Approximately 15 YAC members painted over vulgar graffiti at Linda Spur on Sunday afternoon during its community beautification project. 

While most of Killeenites spent their Sunday afternoon with family dinners or preparing for the week ahead; a group of teenagers spent a few hours beautifying the city.

Approximately 15 Youth Advisory Commission members completed a community beautification project in a drainage culvert along Linda Spur.

For close to three hours, the group — with paintbrush and paint in hand — covered close to 350 feet of concrete wall covered with profanity and vulgar images.

The pact were joined by the Killeen Code Enforcement Department, who collaborated with the organization in finding areas that needed graffiti removal.

Code Enforcement Officer Cary Trabal said the paint and materials were provided by Sherwin-Williams Paint Store in Killeen.

Among the group were siblings Mark and Markeisha Thomas; both are students at Early College High School.

“It’s great to do something out in the community as we are making our voices heard. We want the community to know that we care about our city,” Markeisha Thomas said.

Her brother agreed.

“I am all about helping. Whatever I can do for my community, I am there,” he said.

According to YAC director, Levallois Hamilton, the project is credited to the organization’s social media manager and historian Andrea Cavanagh.

Cavanagh said the idea came from Austin’s iconic Graffiti Park, which closed down early this year to move to a new location.

“We thought, why not beautify our city in a similar way? Take down this down and have a way to express and soon showcase our own art on a clean slate,” she said. “The park was an inspiration for us, so when I talked with Mr. Hamilton about the idea; it took off from there.”

She added that Linda Spur is just one of many removals the organization will tackle. This will be the first time in 10 years since YAC had a graffiti removal program.
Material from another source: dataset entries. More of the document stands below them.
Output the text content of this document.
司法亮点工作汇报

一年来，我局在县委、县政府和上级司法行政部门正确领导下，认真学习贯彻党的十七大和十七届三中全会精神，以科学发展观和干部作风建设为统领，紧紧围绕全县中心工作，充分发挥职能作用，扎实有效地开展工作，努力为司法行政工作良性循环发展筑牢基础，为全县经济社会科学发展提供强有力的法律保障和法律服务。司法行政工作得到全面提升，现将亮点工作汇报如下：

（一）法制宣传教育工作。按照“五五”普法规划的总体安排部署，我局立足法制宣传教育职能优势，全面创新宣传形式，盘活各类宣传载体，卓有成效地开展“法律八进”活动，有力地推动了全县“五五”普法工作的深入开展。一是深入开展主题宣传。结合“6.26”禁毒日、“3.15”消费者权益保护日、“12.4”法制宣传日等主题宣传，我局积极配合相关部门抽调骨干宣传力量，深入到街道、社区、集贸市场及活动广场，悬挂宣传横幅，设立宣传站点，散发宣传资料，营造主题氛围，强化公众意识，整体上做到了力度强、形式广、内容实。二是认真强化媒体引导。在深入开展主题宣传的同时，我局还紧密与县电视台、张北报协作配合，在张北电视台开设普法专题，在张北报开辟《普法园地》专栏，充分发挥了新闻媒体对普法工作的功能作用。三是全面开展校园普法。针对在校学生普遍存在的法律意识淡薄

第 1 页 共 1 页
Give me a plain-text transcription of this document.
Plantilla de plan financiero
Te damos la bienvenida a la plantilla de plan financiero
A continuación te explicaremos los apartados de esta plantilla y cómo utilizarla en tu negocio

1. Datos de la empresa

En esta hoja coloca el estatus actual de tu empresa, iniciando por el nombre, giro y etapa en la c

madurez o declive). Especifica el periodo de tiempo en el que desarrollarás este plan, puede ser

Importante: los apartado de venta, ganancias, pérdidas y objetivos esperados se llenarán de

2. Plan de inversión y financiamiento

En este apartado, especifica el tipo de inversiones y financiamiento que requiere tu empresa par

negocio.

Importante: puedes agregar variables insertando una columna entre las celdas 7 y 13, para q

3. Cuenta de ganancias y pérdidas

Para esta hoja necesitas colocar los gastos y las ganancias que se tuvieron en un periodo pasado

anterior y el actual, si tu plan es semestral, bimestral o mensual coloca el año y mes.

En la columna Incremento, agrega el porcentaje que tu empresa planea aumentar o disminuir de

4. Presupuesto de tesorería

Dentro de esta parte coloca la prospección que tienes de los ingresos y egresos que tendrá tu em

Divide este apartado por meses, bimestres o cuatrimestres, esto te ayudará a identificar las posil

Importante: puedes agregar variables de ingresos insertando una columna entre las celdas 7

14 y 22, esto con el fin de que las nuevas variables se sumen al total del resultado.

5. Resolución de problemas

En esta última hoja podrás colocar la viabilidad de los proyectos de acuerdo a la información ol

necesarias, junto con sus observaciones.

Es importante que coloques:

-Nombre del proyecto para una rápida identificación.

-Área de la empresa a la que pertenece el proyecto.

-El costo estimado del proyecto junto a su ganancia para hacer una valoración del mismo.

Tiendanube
“The students are really focus on being out there and doing things that are impacting the community. It’s great to see them getting back to the roots of YAC,” Hamilton said.

Since 1993, YAC’s mission is to bring young people in grades eight through twelfth together to make a positive impact in the community. For decades, the group have developed leadership skills, served as positive influences among their peers and create meaningful change in Killeen.

In the 2018-19 school year alone, YAC has participated in about 32 projects ranging from community service to meeting with elected officials on issues that affect Bell County youth. There are approximately 102 members in the commission.